Sculpture memorializing Chain Gang unveiled as cyclists ready for second ride to remember

    Sculpture memorializing Chain Gang unveiled as cyclists ready for second ride to remember. (WWMT)

    Five bicyclists traverse the slope of a sleek silver wall, gleaming in the evening sun. Stenciled through the wall are words encouraging remembrance, honor and healing.

    The Chain Gain Memorial sculpture was unveiled Thursday, June 7, 2018, as a hundred or more cyclists lined up for the annual community ride honoring those who died and survived the Kalamazoo Biking Tragedy two years ago.

    The memorial is the dream and creation of the survivors, the victims’ families and others whose lives were changed by the tragedy. Those behind its creation said the memorial sculpture now offers a place to remember, to mourn and to heal. It was erected along North Westnedge, near the Maple Hill Bike Trail and across from Markin Glen Park.

    “We knew we wanted it to be in the memory of the five friends we lost, but also include all the bikers in the crash” said Paul Runnells, who was one of the survivors of the crash that killed five and critically injured four others.

    The memorial was built near the point where the crash occurred.

    “This is not flashy, this is not loud, this is not angry,” said Paul Gobbles, also one of the four survivors. “But it's an important part of our story that can’t be forgotten."

    On June 7, 2018, nine friends who loved to bicycle, including Runnels and Gobble, took off on a ride from Kalamazoo to Plainwell and back.
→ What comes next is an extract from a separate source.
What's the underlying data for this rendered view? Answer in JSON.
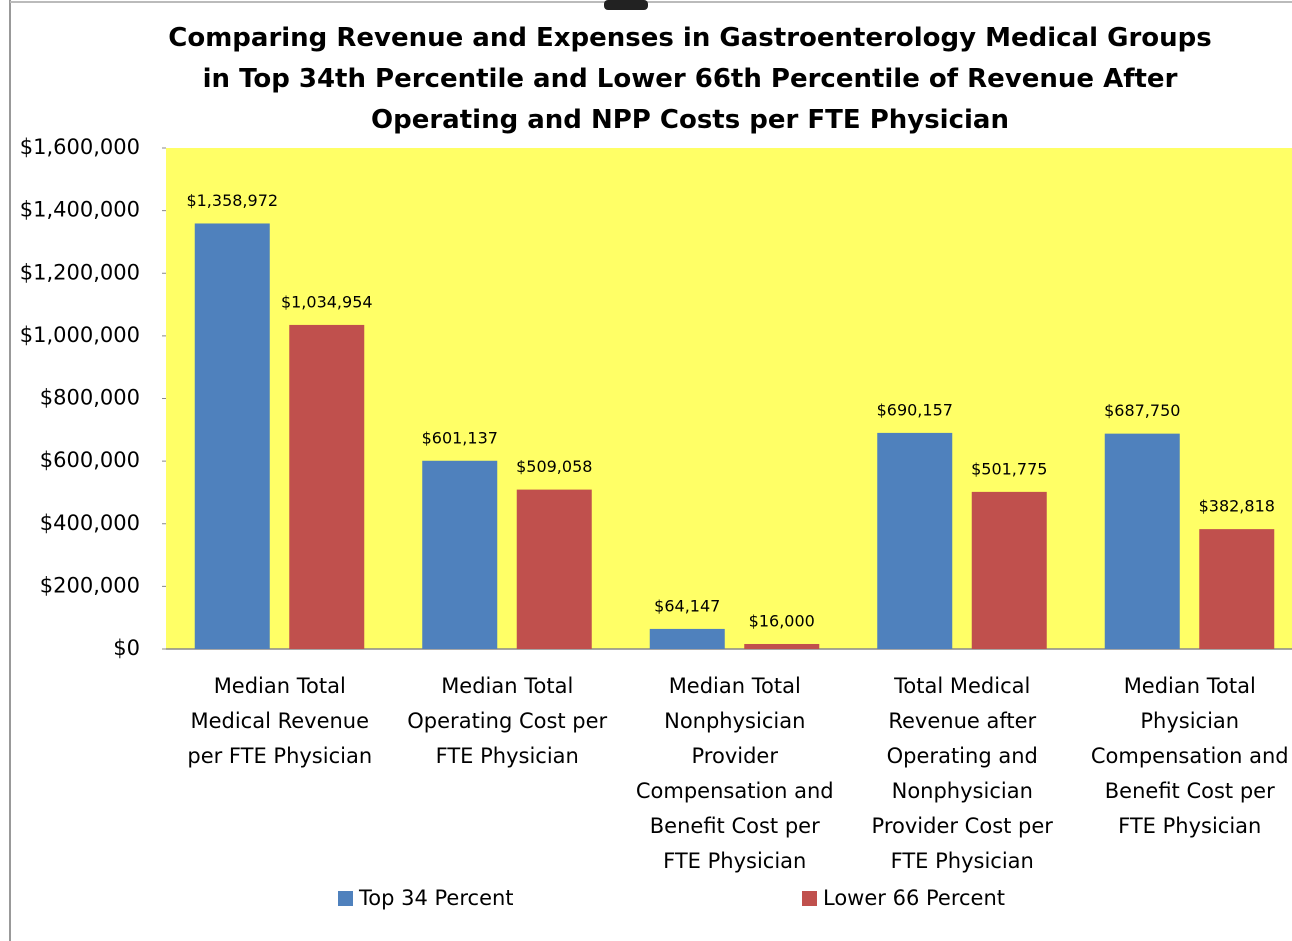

Five would never return. Near a slight rise on North Westnedge Avenue, a driver in a pickup truck approached from behind. The driver, Charles Pickett, was under the influence of a number of drugs he’d taken earlier in the day, and he was traveling fast.

    Witnesses described a gruesome scene after the pickup plowed down the cyclists. Pickett could barely speak. He's in jail now, convicted in May of five counts of second-degree murder and four counts of causing serious bodily harm. He'll be sentenced next week and is expected to spend the rest of his life in prison.
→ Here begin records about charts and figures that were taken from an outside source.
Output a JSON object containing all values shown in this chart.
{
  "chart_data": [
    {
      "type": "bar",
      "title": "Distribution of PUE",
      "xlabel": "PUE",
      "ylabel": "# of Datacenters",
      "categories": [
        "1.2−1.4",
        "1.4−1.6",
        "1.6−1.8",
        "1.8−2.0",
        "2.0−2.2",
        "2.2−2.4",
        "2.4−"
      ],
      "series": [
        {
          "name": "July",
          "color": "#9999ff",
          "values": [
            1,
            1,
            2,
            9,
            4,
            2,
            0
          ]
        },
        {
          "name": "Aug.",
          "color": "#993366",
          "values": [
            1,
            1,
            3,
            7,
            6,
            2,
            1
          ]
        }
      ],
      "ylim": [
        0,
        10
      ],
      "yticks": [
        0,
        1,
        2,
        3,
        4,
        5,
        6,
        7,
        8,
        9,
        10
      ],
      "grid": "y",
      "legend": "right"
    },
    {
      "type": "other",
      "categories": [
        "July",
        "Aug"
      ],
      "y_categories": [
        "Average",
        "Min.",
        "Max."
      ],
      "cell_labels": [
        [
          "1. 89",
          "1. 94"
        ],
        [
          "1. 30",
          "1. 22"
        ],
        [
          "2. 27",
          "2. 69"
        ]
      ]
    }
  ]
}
    Tony Nelson, Debbie Bradley, Melissa Fevig-Hughes, Suzanne Sippel and Larry Paulik died.

    Runnels, Gobble, Sheila Jeske and Jennifer Johnson were seriously injured, but survived.
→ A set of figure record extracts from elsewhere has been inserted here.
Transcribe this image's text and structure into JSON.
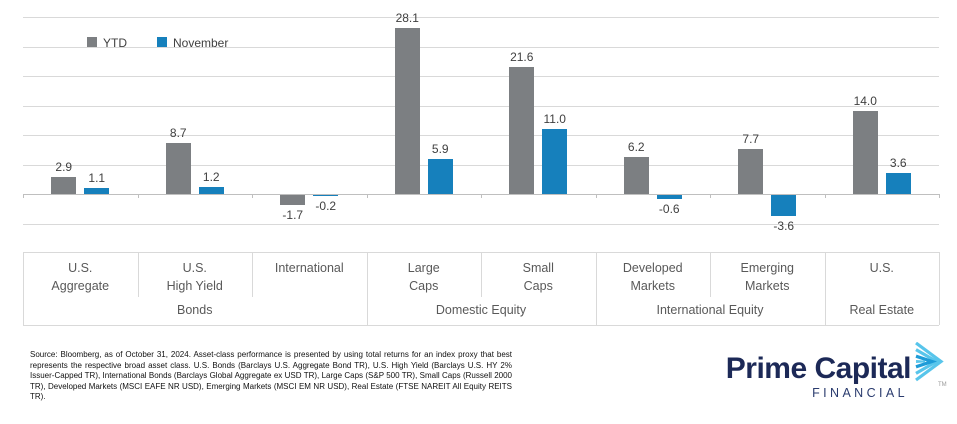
{
  "chart_data": {
    "type": "bar",
    "title": "",
    "categories": [
      "U.S. Aggregate",
      "U.S. High Yield",
      "International",
      "Large Caps",
      "Small Caps",
      "Developed Markets",
      "Emerging Markets",
      "U.S."
    ],
    "category_label_lines": [
      [
        "U.S.",
        "Aggregate"
      ],
      [
        "U.S.",
        "High Yield"
      ],
      [
        "International"
      ],
      [
        "Large",
        "Caps"
      ],
      [
        "Small",
        "Caps"
      ],
      [
        "Developed",
        "Markets"
      ],
      [
        "Emerging",
        "Markets"
      ],
      [
        "U.S."
      ]
    ],
    "groups": [
      {
        "label": "Bonds",
        "span": 3
      },
      {
        "label": "Domestic Equity",
        "span": 2
      },
      {
        "label": "International Equity",
        "span": 2
      },
      {
        "label": "Real Estate",
        "span": 1
      }
    ],
    "series": [
      {
        "name": "YTD",
        "color": "#7C7F82",
        "values": [
          2.9,
          8.7,
          -1.7,
          28.1,
          21.6,
          6.2,
          7.7,
          14.0
        ]
      },
      {
        "name": "November",
        "color": "#1680BC",
        "values": [
          1.1,
          1.2,
          -0.2,
          5.9,
          11.0,
          -0.6,
          -3.6,
          3.6
        ]
      }
    ],
    "ylim": [
      -5,
      30
    ],
    "grid_step": 5,
    "grid": true,
    "legend_position": "top-left",
    "value_label_decimals": 1,
    "colors": {
      "gridline": "#D9D9D9",
      "axis": "#BFBFBF",
      "value_label": "#3F3F3F",
      "category_label": "#595959"
    }
  },
  "footer": {
    "source_text": "Source: Bloomberg, as of October 31, 2024. Asset-class performance is presented by using total returns for an index proxy that best represents the respective broad asset class. U.S. Bonds (Barclays U.S. Aggregate Bond TR), U.S. High Yield (Barclays U.S. HY 2% Issuer-Capped TR), International Bonds (Barclays Global Aggregate ex USD TR), Large Caps (S&P 500 TR), Small Caps (Russell 2000 TR), Developed Markets (MSCI EAFE NR USD), Emerging Markets (MSCI EM NR USD), Real Estate (FTSE NAREIT All Equity REITS TR)."
  },
  "logo": {
    "name": "Prime Capital",
    "sub": "FINANCIAL",
    "trademark": "TM",
    "navy": "#1C2957",
    "sub_navy": "#2A3B6E",
    "light_blue": "#58C5EB",
    "mid_blue": "#1E9CD8"
  }
}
    “We want it here for the families of those who were killed, the families of those who survived," Runnels said. "We want it here for the bicycling community and the community at large who really helped us get through this. We hope that people who drive by may see it, and say, 'Gosh, what is that?' And just raise consciousness for people in general to bicycles being on the road and needing to share the space.”

    Organizers expected more than 100 riders would participate in the event Thursday. Many of the cyclists riding in the annual memorial said their lives changed forever on that spot two years ago.

    Gobble and his physical therapist Sean Murphy will be riding all 25 miles together. Two sons are riding for their fathers, Tony Nelson and Larry Paulik.

    Gobble remembers only planning to go on a bike ride with the group two years ago. He has no memory of the crash, nor the actual ride. Along with broken bones, he suffered a serious head injury.

    All of the survivors still suffer through the physical pain.

    Proceeds from the memorial ride event will be used to maintain the memorial sculpture.

    “Any sculpture like this is about processing grief both through the community who sees it and everyone involved,” said Joshua Diedrich, the artist who created the memorial.

    “The bikes on the hillside roughly line up with where the accident actually took place, or just prior to where the accident took place,” Diedrich said. “I feel like it's a good place for people to both be vividly reminded of what happened, but also to take a moment and rest and be in a peaceful spot and contemplate the events.”